Dünger für den Growbereich

Eine Pflanze benötigt viele Nährstoffe, um sich richtig entfalten zu können. Die richtigen Pflanzendünger können sehr hilfreich sein, das Wachstum der Pflanzen zu beschleunigen. Wichtig ist, dass er gezielt eingesetzt wird.

Im Growbereich gibt es unterschiedliche Pflanzenschutzdünger

Pflanzenschutzdünger gibt es auf mineralischer oder biologischer Basis zu kaufen. Biologische Dünger haben den Vorteil, dass sie für die Pflanzen nicht schädlich werden können. Selbst wenn einmal versehentlich überdüngt worden ist, hat das keine negativen Auswirkungen. Biologische Dünger bestehen hauptsächlich aus organischen Bestandteilen wie zum Beispiel speziellen Pflanzenresten. Sie sind in der Regel sehr hochwertig . Viele Hersteller bieten Düngesets an, die genau aufeinander abgestimmt sind.

Wofür werden Dünger benötigt?

Ein Pflanzendünger ist ein Oberbegriff für einige Stoffgemische oder Reinstoffe, die im Gartenbau, in der Forst- und in der Landwirtschaft eingesetzt werden. Sie ergänzen das Nährstoffangebot für die Pflanzen. Viele Haupt- und Spurennährstoffe können von den Pflanzen nicht in der optimalsten Form aus dem Boden genommen werden. Daher ist es wichtig, diese Nährstoffe in Form eines Dünger auszugleichen. Viele Pflanzendünger fördern die Bodenfruchtbarkeit und erhöhen das Wachstum der Pflanzen. Wird eine Pflanze mit zu wenige Nährstoffen versorgt, kann sie eingehen.

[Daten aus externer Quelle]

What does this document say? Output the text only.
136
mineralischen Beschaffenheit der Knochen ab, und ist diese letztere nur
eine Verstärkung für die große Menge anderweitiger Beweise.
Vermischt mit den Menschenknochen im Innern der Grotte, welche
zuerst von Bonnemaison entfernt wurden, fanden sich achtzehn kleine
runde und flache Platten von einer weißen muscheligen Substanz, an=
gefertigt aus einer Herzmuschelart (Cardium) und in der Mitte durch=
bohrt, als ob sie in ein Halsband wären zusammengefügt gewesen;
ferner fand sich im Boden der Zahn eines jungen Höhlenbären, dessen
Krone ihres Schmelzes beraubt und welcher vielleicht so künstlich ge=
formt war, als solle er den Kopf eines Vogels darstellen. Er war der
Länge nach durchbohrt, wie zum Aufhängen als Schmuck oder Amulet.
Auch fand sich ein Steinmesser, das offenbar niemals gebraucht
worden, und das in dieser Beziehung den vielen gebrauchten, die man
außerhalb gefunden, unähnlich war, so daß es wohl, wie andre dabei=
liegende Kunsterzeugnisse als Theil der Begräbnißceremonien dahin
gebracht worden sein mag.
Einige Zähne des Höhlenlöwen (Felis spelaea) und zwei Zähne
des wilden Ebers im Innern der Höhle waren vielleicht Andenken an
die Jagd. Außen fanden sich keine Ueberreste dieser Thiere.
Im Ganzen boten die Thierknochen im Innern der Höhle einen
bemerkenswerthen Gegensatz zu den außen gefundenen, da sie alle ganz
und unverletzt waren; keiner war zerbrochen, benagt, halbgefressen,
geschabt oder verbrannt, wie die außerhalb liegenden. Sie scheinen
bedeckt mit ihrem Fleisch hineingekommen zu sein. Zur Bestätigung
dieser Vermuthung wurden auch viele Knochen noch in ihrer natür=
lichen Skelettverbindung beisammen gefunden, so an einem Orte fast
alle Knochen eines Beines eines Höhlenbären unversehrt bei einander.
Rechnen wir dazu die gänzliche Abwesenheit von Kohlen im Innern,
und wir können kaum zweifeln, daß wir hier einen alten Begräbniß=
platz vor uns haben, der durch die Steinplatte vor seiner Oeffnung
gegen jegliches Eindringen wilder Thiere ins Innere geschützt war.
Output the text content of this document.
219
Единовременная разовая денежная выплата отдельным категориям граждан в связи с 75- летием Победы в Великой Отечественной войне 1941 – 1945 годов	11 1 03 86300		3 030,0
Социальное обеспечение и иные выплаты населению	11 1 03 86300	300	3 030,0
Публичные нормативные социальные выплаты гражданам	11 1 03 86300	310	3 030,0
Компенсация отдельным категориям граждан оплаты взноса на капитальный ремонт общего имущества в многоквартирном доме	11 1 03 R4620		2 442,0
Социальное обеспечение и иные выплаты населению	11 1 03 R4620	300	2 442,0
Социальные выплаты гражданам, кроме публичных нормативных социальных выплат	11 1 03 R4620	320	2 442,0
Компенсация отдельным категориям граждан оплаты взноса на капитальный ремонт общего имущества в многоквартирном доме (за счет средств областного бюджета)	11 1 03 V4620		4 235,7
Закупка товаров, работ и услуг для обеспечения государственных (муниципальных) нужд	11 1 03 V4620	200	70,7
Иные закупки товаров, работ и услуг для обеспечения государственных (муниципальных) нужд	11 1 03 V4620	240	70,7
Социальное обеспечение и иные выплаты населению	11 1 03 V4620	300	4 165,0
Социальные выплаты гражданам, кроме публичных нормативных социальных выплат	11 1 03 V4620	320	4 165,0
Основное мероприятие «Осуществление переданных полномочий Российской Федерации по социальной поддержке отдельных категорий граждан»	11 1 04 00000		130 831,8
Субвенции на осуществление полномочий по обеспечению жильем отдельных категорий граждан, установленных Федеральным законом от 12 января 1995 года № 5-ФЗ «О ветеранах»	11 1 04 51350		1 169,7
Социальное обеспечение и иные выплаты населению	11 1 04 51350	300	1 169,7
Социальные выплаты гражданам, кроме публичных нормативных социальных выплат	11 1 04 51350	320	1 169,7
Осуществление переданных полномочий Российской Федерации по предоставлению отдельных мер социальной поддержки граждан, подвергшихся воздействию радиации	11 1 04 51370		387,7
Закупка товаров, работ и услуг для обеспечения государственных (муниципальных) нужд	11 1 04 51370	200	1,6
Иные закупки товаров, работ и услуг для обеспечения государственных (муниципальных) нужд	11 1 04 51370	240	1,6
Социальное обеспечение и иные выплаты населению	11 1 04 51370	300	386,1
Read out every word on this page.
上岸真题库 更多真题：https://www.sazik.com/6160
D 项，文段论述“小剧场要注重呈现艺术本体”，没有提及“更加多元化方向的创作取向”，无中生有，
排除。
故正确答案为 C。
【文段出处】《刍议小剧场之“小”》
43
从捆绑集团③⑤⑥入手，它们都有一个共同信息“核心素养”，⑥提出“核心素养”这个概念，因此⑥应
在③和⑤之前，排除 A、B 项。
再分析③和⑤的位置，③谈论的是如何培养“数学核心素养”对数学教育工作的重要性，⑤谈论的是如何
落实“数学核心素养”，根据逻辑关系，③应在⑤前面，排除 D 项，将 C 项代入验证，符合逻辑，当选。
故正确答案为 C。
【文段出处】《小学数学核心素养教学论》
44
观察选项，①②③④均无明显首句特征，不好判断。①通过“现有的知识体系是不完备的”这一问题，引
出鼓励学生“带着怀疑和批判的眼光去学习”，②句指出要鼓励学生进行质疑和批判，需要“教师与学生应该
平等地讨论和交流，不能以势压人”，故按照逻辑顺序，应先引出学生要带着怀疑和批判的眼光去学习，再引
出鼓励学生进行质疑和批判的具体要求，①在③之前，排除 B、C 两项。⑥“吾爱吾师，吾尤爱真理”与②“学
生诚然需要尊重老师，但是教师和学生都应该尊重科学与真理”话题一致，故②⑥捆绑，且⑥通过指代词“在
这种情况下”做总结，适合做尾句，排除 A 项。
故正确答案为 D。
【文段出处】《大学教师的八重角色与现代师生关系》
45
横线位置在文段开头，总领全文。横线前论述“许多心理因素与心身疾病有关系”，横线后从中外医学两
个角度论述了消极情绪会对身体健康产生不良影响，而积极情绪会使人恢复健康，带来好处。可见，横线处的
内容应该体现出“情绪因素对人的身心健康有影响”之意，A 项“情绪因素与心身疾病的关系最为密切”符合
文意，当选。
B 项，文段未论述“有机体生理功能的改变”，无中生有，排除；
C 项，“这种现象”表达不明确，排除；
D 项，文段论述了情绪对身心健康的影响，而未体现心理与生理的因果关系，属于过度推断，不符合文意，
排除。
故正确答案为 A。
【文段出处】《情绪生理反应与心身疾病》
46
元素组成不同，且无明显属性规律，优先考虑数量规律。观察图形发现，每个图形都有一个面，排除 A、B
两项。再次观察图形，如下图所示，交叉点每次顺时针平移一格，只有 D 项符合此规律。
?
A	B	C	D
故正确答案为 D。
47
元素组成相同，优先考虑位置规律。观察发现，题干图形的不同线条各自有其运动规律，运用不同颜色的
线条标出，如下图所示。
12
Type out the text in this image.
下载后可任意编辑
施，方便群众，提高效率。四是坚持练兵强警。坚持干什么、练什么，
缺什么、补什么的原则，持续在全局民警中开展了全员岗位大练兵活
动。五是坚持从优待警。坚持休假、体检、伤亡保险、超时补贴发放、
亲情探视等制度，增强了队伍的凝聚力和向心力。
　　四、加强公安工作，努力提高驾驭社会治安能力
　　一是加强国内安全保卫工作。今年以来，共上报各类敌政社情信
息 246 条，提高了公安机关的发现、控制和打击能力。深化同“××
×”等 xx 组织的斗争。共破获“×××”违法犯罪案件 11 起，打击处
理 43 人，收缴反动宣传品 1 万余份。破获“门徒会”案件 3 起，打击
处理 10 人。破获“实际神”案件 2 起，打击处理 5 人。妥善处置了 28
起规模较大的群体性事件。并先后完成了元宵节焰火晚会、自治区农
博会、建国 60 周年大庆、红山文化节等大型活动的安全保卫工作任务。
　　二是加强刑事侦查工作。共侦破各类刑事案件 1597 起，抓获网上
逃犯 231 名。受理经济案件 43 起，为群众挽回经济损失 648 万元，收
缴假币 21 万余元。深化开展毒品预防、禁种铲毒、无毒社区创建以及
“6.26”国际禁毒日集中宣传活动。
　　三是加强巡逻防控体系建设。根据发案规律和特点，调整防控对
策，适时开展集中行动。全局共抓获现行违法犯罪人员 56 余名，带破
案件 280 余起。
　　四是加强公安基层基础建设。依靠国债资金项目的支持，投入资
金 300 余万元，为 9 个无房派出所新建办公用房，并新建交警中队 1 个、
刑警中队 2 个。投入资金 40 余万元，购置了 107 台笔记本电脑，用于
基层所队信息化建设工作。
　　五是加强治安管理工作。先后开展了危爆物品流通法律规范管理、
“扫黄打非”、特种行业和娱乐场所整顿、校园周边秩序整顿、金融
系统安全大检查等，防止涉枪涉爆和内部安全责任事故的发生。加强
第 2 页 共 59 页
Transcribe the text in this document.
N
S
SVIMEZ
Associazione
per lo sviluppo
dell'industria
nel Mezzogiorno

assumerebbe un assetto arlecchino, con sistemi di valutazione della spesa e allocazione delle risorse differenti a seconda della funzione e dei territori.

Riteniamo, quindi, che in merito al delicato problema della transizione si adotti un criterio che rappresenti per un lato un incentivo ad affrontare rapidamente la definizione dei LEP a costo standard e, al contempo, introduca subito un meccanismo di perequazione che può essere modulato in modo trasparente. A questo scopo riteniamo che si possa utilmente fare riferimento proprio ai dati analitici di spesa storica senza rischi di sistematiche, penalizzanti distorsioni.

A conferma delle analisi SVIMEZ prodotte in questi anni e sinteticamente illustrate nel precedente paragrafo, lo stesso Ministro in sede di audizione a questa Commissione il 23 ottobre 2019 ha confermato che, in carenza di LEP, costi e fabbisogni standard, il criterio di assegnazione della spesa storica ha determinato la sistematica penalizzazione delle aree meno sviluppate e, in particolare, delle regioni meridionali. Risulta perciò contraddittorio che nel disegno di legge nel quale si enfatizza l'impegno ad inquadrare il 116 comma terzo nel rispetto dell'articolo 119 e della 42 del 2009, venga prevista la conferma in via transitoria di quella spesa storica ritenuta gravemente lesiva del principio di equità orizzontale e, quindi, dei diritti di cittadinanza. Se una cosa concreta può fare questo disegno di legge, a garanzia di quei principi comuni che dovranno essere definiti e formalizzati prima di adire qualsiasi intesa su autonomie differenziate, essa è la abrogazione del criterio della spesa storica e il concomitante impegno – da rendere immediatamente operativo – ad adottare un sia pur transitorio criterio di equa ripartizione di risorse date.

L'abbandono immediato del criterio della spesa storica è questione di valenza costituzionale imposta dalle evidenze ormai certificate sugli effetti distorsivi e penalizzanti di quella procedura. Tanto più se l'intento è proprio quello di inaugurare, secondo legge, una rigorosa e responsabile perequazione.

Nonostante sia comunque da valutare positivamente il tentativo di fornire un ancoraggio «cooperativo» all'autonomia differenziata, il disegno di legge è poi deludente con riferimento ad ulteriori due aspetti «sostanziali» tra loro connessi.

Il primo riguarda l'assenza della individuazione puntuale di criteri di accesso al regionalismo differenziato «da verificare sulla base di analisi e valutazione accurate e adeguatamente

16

Wichtige Nährstoffe für Pflanzen

Ein organischer Dünger besteht aus Naturstoffen und kann in Form von Gülle, Mist, Jauche oder Mulch eingesetzt werden. Mineralische Dünger dagegen werden meist als Mehrstoff- oder Einzeldünger hergestellt. Ein Einzeldünger beinhaltet oft Kaliumsulfat. In Mehrstoffdüngern kann zusätzlich Phosphor, Stickstoff, Kalium oder Phosphat enthalten sein. Unterschieden wird aber auch zwischen einem Natur- und Mineraldünger. Während der Mineraldünger nur Düngemittelprodukte beinhaltet, die rein synthetisch hergestellt wurden, ist ein Naturdünger nur aus natürlichen Produkten hergestellt. Bei einem Mineraldünger kann es aber trotzdem vorkommen, dass viele Bestandteile einen mineralischem oder anorganischen Ursprung haben. In der heutigen Zeit werden aber auch sogenannte organomineralische Dünger verwendet, um das Wachstum der Pflanzen zu fördern.

Der Ursprung des Düngers

Eine Art Dünger wurde immer schon in der Landwirtschaft verwendet. Bereits 3.100 v. Chr. wurden Felder mit menschlichen und tierischen Fäkalien versehen, die den Pflanzen als gute Basis dienen sollte. Selbst die Kelten und Römer nutzen Mergel und kohlensauren Kalk, um die angebauten Pflanzen zu unterstützen. Eine der häufig eingesetzten Mittel war Guano. Hierbei handelte es sich um eine Substanz, die aus den Exkrementen einiger Seevögel hergestellt wurde. Diese Vorräte waren natürlich begrenzt, so dass begonnen wurde das für Pflanzen wichtige Nitrat selber herzustellen. Schon 1840 war dem Chemiker Justus von Liebig klar, dass Phosphate, Stickstoff und Kalium für das Wachstum der Pflanzen wichtig war.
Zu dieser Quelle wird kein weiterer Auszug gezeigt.